= Irish Women's Citizens Association =

Irish non-governmental organisation

The Irish Women's Citizens Association was an influential non-governmental organisation created in 1923 to advocate for women's rights in the aftermath of the Irish War of Independence and the Irish Civil War. Originally known as the Irish Women's Citizens' and Local Government Association, it was the result of a merger between the Irish Women's Suffrage and Local Government Association and the Irish Women's Association of Citizenship. The aim of the new society was to “bring together all Irishwomen of all politics and all creeds for the study and practice of good citizenship”. Members of the Irish Women's Citizens Association were usually urban, middle class women who were educated. Many of them were feminists who had been involved in the suffrage movement as members of the Irish Women's Suffrage and Local Government Association that stayed involved with activism after suffrage was achieved. They believed all women were full citizens, and they worked to protect their rights as citizens. The association was active for three decades and advocated on key laws passed by the Irish Free State in its first decades of independence. In 1949 the IWCA merged with the Irish Housewives Association.

== Campaigns ==

=== Civil Service Regulation Bill ===
In 1925 the association began a successful campaign against the Civil Service Regulation (Amendment) Bill. This law would have prohibited women from advancing into the higher ranks of the civil service. A 1926 statement by the organisation explained their opposition: "In the view of the women’s organisations, the question is one of principle. To them, the test for appointment to any office should be the fitness of the candidate to discharge the duties of that office – the question asked should be, not are these candidates men or women, but are they competent to do the work." The Irish Women's Citizens Association worked with other feminist groups, and through the use of letters to the editor and a circular sent to the Dail, the Civil Service Regulation bill was suspended. Due to the advocacy of the Irish Women's Citizens Association the Irish Senate rejected the bill.

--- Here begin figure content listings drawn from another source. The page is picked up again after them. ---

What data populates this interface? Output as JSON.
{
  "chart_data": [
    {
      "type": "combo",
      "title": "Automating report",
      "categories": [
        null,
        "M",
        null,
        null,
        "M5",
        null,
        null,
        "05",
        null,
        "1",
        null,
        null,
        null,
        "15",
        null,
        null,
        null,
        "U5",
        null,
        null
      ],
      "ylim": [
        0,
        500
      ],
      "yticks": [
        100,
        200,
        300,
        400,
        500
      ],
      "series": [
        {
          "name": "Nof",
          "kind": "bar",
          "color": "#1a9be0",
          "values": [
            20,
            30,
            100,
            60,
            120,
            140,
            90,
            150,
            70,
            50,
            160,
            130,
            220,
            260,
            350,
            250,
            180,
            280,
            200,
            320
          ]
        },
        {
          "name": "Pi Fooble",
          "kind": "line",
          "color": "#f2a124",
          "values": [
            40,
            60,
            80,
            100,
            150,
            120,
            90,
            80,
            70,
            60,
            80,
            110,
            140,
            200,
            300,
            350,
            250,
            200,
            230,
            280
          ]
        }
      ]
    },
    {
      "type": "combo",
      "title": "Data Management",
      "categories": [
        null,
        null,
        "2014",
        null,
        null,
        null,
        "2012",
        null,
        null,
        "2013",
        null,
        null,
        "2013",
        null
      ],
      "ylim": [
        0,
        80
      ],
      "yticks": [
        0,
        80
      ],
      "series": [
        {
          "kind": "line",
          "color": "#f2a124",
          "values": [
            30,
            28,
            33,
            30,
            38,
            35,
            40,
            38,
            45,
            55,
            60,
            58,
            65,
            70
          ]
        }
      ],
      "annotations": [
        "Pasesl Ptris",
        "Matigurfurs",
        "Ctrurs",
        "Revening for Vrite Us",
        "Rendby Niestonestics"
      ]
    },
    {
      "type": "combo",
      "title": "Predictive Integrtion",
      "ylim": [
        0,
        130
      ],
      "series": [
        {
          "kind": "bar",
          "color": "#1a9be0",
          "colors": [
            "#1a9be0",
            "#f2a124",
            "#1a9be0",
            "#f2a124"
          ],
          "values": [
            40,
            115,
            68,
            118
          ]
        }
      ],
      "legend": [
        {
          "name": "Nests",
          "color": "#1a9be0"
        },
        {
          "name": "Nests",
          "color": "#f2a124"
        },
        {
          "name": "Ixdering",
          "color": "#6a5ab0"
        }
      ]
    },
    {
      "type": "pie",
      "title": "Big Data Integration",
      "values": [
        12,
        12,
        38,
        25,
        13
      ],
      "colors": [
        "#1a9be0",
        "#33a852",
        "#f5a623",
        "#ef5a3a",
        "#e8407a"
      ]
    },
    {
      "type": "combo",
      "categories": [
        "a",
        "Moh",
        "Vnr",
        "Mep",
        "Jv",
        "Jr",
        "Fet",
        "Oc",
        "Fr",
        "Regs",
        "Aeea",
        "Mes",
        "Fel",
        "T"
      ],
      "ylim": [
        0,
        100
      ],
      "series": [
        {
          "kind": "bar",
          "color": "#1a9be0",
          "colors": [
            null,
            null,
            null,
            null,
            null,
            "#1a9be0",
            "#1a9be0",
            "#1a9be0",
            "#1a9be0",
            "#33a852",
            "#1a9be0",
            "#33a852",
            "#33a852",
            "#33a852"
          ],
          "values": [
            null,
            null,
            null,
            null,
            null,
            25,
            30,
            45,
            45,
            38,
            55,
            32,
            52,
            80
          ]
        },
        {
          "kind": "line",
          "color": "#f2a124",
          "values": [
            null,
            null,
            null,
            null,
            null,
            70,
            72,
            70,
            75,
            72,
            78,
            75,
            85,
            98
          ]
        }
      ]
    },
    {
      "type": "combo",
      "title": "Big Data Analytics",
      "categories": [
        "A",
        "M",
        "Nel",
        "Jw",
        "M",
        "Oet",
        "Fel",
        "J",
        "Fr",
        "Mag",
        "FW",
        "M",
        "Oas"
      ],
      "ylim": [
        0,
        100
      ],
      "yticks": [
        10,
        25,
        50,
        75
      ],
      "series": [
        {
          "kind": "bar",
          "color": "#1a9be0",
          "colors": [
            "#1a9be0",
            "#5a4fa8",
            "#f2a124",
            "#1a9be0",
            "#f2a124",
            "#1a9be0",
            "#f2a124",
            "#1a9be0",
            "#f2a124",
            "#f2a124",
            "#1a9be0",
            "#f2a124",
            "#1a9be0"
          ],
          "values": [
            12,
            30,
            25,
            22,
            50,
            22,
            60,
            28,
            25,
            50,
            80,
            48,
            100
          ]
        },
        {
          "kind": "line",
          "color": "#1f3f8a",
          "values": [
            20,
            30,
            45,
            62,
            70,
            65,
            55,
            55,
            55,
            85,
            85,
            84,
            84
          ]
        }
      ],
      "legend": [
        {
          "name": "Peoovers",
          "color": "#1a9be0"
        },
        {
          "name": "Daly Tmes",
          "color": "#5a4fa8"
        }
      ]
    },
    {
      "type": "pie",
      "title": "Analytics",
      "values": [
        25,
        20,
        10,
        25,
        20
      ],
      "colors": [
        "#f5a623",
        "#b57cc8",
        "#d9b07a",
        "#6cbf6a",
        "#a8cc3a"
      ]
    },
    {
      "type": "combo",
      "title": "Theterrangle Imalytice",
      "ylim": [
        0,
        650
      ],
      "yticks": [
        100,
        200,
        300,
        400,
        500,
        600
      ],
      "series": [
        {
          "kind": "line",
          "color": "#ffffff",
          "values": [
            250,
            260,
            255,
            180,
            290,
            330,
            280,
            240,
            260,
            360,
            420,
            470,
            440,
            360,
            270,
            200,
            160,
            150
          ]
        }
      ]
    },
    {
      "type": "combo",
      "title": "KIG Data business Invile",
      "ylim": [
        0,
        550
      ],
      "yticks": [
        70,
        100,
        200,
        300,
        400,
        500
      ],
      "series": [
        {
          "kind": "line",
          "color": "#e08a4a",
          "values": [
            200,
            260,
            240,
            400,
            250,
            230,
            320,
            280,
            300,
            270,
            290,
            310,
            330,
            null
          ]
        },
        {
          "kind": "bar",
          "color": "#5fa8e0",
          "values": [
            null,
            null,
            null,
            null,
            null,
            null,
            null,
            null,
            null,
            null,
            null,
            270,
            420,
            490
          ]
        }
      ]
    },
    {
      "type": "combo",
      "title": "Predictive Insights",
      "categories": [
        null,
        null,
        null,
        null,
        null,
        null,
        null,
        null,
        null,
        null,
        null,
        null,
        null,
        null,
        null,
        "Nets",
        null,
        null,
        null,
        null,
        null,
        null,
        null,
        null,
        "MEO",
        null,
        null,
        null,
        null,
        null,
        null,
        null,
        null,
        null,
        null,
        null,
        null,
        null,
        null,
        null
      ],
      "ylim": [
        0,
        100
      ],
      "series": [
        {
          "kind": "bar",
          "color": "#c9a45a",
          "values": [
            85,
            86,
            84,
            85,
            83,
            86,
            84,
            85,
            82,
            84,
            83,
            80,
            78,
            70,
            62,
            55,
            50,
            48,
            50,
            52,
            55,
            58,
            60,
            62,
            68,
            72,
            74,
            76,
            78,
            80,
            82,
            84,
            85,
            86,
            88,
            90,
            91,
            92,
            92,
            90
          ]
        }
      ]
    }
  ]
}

=== Civil Service Amendment Act and Juries Bill ===
The group was involved in other significant campaigns. In 1927 the government proposed the Civil Service Amendment Act and the Juries Bill which exempted women from jury duty. The association argued against the Juries Act on the grounds that as citizens, women had a right to participate in public life, and that women would be beneficial to the legal system as jurors. The association joined with other groups to protest this law. They wrote letters to the editor and to all the members of the Dail. However, they were unsuccessful and women were excluded from jury duty by default.

=== Irish Criminal Law Amendment Act ===
In 1934, the organisation called for the elimination of section 17 of the Irish Criminal Law Amendment Act which prohibited the sale of contraceptives. The group was unsuccessful and the sale of contraceptives in Ireland remained outlawed until the end of the century.